April 29, 2009

Kyoto - Nijo-jo, Philosophers Walk, Gion, and Ponto-cho

On Wednesday, Mike, Ilena, and Joyce spent a terrific day in Kyoto. While we have been to Kyoto many many times, we are still finding new and interesting places and things to see to do. And on a beautiful spring day like this, it is easy to enjoy especially the quieter areas of Kyoto. This time, we also had some more freedom and time, since the kids had school (Mike was off from work), and we secured a babysitter to watch them afterward.

This day was a really special one. We explored Nijo castle, wandered through the cool mossy mountainside gardens of Ginka-Kuji, strolled down the peaceful Philosophers Walk from end-to-end, browsed the shops and people-watched in the heart of Gion as dusk settled, and then got to stay into the evening, and had a lovely dinner on the ancient lantern-lit alley streets of Ponto-cho near the Kamo River.

After arriving at Kyoto Station, we first went to Niji-Jo (Nijo Castle) in central Kyoto, a place we had not been to before. Nijo was built in the early 1600s as the Kyoto residence of Ieyasu, the first of the Tokugawa Shoguns. There are beautiful wooden carved reliefs over the entrance gates. The outer castle of Nijo, Ninomaru Paralce, has an exquisite array of ancient gold painted sliding tatami room doors, with scenes of cranes, and oceans, and cherry blossoms. As you walk down the hallways, the floors squeak and sound like nightengale's chirping (a special design made to alert of intruders). It was cute to see little kids put their ears to the ground to try and hear the "birds."

We wandered through the back garden, a small but classic Japanese garden, and onto the bridge leading to the inner castle, before we moved on.

We then hopped the bus over to the Eastern side of Kyoto to see Ginka-kuji , the Silver Pavilion, a 15th century zen temple. The best part are the zen sand garden (representing waves and Mount Fuji) and the mossy meandering garden built into the mountainside.

Just outside, down a hill lined with a yummy group of street food-sellers, begins the Philosopher's Walk, a peaceful path that winds along a canal. Since it was a holiday, and a gorgeous day, there were many women out strolling wearing their kimono. We stopped in some neat stores, including this amazing store that sold mobiles made of delicate orbs.
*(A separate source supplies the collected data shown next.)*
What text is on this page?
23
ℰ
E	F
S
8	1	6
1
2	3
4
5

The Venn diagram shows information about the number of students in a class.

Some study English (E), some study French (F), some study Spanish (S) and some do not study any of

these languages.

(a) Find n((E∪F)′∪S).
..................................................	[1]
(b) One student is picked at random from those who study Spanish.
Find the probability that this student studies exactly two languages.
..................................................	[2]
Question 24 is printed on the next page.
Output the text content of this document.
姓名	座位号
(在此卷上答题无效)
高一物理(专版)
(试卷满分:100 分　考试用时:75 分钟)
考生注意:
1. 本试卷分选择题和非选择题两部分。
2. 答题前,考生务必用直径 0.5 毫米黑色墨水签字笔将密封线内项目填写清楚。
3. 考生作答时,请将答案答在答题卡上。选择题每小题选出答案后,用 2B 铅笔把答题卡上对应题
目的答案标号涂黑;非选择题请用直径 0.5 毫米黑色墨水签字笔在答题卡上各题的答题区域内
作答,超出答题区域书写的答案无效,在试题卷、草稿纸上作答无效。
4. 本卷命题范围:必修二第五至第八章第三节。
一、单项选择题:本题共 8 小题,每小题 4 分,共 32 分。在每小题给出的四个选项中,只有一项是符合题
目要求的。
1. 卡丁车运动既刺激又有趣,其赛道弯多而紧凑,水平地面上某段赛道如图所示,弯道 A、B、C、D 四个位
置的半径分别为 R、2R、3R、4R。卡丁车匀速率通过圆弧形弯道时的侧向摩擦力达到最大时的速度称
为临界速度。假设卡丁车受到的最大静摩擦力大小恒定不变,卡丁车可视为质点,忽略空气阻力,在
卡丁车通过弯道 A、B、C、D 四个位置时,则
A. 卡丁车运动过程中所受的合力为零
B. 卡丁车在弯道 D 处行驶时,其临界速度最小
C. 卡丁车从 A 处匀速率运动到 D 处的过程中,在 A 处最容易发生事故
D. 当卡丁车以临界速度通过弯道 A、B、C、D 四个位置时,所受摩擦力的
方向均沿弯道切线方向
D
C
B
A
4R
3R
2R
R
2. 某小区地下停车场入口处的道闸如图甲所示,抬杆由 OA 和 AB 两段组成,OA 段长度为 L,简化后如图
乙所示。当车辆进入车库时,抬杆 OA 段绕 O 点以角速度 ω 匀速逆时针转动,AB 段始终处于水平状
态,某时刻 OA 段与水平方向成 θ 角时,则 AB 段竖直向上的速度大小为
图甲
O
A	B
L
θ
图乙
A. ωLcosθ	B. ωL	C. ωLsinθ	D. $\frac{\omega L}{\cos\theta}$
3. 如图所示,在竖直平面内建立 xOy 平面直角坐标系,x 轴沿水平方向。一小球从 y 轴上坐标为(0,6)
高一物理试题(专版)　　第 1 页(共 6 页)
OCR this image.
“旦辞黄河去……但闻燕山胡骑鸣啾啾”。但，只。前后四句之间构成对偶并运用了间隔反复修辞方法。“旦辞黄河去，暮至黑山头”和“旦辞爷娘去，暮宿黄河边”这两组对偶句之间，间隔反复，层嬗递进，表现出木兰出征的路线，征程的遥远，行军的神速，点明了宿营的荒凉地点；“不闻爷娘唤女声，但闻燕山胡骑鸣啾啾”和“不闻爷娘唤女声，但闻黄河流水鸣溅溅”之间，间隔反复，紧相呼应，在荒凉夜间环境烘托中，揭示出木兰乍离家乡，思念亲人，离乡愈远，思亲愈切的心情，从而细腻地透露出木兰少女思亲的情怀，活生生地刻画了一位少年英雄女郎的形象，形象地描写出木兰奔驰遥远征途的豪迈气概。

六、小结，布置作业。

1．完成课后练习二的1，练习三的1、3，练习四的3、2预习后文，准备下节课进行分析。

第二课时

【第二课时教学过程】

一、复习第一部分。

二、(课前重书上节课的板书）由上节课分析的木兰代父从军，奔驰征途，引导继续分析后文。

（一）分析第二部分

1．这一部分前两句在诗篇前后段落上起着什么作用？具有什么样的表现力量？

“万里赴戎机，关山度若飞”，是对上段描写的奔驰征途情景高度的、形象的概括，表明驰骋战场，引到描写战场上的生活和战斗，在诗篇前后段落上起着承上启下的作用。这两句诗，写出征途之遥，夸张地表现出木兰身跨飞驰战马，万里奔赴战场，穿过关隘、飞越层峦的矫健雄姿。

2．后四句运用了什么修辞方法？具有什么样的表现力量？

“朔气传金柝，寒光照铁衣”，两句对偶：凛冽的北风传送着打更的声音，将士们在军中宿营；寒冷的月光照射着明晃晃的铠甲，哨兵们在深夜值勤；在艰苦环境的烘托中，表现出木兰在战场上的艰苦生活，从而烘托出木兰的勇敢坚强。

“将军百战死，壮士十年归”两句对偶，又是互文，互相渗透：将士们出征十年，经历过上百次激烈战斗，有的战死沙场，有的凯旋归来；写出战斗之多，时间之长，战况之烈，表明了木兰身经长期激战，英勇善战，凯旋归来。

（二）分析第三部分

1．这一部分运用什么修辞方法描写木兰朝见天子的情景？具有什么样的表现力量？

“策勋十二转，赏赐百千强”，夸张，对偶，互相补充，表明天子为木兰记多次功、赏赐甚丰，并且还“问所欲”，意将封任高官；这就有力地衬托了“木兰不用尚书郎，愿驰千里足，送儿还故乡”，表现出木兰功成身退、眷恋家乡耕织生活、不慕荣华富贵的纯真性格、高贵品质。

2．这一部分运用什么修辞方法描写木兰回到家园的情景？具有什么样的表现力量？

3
There were tea-houses and artists on the street, and some amazing houses and gardens that we would have loved to call our own, and nice views of the rooftops of Eastern Kyoto. Roads off the path lead off to many different temples and shrines, some of which we briefly checked out.

Later in the afternoon, we headed to the heart of Gion, and popped into some wonderful shops, including a fabric store that sold beautiful blue handmade obi fabrics and fans. It is really a charming area. The stores and restaurants are of an old dark wood, with curtains, and lanterns, and slippered feet peaking out from within.

As we picked our way through Gion (stopping to sample the tsukemono shops and mochi confectioners), we happened upon this random shrine, adorned with paper cranes, down one of the tiny alleys.

As evening approached, we crossed the Kamo river and went exploring for a restaurant down ponto-cho. This is another fabulous, full-of-character alley. We found a cozy tatami-matted place called Mimasuya, where we enjoyed a delicious dinner of sashimi, fresh tofu, fried pumpkin, and steak.

All-in-all, a truly magical day in Kyoto.


Semsavblanc said...

Thank you for sharing. This is like a tourist guide for a day in Kyoto. I will definitely be printing it out and using it when we go there. Any other tips?

haseemscamel said...

Try Arashiyama.

The Kasdan Family said...

Glad you enjoyed...search our blog for other Kyoto trips we have taken. We haven't had a bad trip there yet! And, yes, Arashiyama is probably our favorite part of Kyoto.

Semsavblanc said...

Thank you. Just revisiting your Kyoto posts. We're heading to Japan in September. It is confirmed now!!!